Despite the challenges, at the end of 2022 more than 2,000 congregations had officially disaffiliated from the UM Church and 1,100 of them had officially joined the Global Methodist Church. More churches are still in the pipeline to join the GM Church. It is estimated that an additional 1,000 to 3,000 churches may disaffiliate from the UM Church in 2023 before Par. 2553 expires. A few annual conferences are having special meetings toward the end of the year to approve last-minute disaffiliations.

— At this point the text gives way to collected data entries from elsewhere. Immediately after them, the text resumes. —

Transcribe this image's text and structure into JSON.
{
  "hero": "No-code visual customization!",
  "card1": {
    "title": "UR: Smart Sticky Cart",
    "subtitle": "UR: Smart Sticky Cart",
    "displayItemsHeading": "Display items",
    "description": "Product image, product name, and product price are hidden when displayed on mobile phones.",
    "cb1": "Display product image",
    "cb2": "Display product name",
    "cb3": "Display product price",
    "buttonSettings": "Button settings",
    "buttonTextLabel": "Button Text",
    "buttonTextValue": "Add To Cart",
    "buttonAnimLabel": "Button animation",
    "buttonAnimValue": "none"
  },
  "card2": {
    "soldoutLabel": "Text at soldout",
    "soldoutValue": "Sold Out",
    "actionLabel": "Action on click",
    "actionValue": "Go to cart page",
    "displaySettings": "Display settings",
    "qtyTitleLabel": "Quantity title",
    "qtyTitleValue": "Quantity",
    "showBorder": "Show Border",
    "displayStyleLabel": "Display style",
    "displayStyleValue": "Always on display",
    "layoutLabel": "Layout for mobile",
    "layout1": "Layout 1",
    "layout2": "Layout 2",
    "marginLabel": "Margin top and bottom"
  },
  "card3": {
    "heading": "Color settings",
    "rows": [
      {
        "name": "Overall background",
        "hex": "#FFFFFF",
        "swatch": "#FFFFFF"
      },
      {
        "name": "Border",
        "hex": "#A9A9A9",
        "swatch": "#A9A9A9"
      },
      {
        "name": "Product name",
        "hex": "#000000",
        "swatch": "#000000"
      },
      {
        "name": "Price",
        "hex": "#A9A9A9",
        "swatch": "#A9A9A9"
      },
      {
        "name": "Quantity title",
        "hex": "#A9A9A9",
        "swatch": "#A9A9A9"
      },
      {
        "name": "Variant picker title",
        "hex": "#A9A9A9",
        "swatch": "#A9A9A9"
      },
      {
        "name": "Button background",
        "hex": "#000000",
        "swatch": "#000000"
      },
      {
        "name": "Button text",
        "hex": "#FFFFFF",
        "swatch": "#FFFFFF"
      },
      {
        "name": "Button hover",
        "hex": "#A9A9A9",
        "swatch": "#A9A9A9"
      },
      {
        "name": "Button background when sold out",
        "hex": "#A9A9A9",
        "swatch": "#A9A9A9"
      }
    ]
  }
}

As this account is written in early 2023, changes and developments are happening at a rapid pace. Further Judicial Council decisions are anticipated that may strengthen the denominational hierarchy’s hand. A new exit path is needed to replace the expiring Par. 2553 for local churches that chose to wait for General Conference 2024 or who were locked out of the disaffiliation process for one reason or another. The Council of Bishops now claims that Par. 2553 does not apply outside the U.S. A clearer exit path for annual conferences and local churches outside the U.S. is needed. The need to stay engaged in the conflict through General Conference 2024 and its aftermath ensures that high-stakes confrontations will continue. We continue to pray that God opens a window where every door has been shut.